FDA approves NGS assay for identifying bacteria

Jan. 20, 2022

The U.S. Food and Drug Administration (FDA) has granted breakthrough device designation for a next-generation-sequencing assay from Pathogenomix.

The Patho-Seq assay is designed for the rapid detection and identification of hundreds of bacteria for a broad list of clinical conditions and sample types, including sepsis from whole blood samples and bacterial meningitis from CSF, Pathogenomix said.

However, the FDA approval was specifically for the identification of infectious bacteria from sepsis and bacteremia, bacterial meningitis, joint and implant infections, and tick-borne bacterial infections.

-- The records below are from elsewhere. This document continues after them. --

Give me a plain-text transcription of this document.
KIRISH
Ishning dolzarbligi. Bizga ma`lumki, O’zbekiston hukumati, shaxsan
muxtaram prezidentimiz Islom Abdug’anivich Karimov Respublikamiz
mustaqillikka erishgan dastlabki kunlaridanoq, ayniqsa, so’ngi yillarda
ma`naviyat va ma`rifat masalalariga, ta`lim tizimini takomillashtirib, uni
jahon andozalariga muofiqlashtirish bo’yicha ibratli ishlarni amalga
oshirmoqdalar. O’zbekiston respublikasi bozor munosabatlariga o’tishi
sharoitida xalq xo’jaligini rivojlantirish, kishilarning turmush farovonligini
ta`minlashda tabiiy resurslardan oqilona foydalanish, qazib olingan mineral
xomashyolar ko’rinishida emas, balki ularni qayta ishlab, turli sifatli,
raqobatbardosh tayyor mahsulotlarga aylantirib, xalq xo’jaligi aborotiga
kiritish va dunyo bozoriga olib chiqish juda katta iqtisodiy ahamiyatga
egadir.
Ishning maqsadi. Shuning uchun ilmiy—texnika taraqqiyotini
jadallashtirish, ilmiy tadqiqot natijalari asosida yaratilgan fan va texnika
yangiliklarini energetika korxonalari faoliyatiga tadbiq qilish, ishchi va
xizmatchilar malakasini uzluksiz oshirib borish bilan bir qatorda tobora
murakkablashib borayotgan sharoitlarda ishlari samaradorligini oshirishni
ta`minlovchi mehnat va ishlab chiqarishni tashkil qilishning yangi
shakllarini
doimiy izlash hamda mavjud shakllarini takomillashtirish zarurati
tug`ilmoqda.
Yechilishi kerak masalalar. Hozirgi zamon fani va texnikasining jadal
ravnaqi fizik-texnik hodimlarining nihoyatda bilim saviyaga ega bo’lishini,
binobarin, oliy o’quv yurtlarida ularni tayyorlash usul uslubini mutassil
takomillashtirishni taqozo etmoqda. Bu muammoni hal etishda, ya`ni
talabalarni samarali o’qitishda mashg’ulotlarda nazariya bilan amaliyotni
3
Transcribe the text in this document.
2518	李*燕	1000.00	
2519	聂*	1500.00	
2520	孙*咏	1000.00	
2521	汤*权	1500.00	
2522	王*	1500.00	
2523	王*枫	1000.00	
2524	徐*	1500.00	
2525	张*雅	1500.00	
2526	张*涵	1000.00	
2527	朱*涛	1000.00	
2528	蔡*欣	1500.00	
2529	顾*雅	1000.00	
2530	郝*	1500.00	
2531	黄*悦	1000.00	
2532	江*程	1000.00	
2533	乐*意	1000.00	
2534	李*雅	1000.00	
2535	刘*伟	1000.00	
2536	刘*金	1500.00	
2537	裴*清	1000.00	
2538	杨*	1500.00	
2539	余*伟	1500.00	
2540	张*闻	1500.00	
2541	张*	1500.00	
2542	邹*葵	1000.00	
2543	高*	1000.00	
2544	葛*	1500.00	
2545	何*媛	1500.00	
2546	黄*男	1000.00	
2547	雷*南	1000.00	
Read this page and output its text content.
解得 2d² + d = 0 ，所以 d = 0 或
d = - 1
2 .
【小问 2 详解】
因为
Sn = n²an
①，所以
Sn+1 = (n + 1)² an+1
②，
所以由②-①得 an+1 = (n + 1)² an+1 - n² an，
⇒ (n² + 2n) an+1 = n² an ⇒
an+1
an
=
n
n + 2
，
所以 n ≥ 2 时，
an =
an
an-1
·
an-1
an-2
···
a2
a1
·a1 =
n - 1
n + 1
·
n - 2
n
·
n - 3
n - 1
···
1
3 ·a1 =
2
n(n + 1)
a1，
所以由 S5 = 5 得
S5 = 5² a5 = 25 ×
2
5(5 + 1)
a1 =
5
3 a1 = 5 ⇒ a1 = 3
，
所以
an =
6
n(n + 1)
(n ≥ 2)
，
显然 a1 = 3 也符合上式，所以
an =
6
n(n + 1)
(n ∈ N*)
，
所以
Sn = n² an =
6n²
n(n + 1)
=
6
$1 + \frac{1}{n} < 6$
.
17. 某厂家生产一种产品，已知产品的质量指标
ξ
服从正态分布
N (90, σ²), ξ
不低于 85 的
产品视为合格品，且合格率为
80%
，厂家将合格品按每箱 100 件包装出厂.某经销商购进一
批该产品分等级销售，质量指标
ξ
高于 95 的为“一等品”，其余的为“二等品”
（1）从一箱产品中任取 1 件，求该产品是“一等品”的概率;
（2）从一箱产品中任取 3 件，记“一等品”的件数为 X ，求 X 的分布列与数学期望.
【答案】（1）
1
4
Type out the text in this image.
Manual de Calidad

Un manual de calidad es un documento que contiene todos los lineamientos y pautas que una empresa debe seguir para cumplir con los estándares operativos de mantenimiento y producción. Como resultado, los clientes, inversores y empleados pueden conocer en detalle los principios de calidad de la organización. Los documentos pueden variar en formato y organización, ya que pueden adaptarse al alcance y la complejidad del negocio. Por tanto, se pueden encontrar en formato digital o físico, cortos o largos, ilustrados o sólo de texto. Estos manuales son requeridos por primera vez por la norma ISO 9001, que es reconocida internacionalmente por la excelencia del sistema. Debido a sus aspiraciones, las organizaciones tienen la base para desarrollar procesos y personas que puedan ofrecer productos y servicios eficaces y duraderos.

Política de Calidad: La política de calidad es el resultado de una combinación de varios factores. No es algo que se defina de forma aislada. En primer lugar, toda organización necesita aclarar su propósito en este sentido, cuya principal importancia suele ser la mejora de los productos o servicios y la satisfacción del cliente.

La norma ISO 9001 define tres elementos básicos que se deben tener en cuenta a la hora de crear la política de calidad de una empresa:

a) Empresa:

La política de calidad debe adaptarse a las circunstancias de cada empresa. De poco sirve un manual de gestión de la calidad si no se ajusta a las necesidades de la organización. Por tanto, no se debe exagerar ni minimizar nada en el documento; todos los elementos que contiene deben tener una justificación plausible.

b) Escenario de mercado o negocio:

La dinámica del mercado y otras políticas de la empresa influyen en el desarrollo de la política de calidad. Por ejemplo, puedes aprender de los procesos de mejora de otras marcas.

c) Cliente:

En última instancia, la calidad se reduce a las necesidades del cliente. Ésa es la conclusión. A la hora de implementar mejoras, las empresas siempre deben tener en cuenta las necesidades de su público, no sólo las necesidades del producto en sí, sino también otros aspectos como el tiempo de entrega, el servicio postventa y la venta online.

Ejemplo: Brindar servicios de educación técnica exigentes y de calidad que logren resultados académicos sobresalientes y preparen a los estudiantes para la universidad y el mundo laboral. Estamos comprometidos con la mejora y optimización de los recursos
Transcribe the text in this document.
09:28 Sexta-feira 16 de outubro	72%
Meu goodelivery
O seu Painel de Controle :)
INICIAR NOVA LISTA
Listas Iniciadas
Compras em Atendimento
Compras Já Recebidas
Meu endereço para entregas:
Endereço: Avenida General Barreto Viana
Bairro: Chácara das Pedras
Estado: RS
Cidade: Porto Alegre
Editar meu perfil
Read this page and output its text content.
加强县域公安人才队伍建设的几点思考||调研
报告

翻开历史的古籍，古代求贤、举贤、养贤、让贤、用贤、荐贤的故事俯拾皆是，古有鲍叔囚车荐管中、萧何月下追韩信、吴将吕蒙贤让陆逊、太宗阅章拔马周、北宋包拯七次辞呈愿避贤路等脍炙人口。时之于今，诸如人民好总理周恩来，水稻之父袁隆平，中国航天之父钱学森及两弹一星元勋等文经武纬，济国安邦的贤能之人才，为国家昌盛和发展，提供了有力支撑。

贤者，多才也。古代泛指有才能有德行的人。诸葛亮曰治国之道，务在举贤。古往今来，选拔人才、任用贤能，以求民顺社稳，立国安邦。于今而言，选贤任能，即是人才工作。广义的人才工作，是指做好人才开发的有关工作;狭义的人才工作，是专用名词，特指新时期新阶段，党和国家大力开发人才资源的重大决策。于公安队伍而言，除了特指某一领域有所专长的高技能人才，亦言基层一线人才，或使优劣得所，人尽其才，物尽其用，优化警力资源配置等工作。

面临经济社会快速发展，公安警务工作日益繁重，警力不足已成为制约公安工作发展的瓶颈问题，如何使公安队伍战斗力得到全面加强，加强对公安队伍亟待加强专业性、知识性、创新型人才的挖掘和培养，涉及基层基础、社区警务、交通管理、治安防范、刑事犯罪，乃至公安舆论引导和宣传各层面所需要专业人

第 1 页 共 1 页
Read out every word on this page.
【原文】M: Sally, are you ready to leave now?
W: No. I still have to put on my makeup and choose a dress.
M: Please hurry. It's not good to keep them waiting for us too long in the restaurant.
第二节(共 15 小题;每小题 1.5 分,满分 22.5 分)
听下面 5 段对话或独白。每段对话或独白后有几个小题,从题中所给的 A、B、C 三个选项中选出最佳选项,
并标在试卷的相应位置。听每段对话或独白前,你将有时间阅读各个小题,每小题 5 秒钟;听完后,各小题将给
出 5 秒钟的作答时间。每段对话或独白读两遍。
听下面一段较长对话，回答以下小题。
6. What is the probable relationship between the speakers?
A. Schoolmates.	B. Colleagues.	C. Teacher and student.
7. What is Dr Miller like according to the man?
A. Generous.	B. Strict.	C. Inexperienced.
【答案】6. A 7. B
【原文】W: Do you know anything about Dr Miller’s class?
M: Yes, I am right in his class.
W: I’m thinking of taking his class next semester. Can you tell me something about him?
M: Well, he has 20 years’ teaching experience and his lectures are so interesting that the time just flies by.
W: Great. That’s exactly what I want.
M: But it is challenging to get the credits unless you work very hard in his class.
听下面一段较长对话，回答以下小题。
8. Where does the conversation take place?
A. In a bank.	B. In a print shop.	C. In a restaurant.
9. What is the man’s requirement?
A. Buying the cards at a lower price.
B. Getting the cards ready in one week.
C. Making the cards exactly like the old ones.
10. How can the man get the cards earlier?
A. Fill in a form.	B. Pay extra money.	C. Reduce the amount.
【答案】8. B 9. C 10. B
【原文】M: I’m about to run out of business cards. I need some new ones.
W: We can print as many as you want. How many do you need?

"Perhaps the most important advantage of using next generation sequencing for bacterial ID is its ability to rapidly detect any of hundreds of infectious bacteria from a single test run, without requiring a specific hypothesis from the clinician about what might be causing the infection. In the other diagnostics, in order to select the correct growth medium or NAAT, the clinician must have a strong hypothesis about which one of hundreds of potential pathogens may be infecting their patient," said Chris Risley, Executive Chairman of Pathogenomix.

Mayo Clinic, which partnered with Pathogenomix in the development of the technology, has a financial interest in it.

Founded in 2016, Pathogenomix is a privately held company providing SaaS online software tools and lab protocols for the rapid identification of pathogens via DNA/RNA sequencing of the pathogen's genome.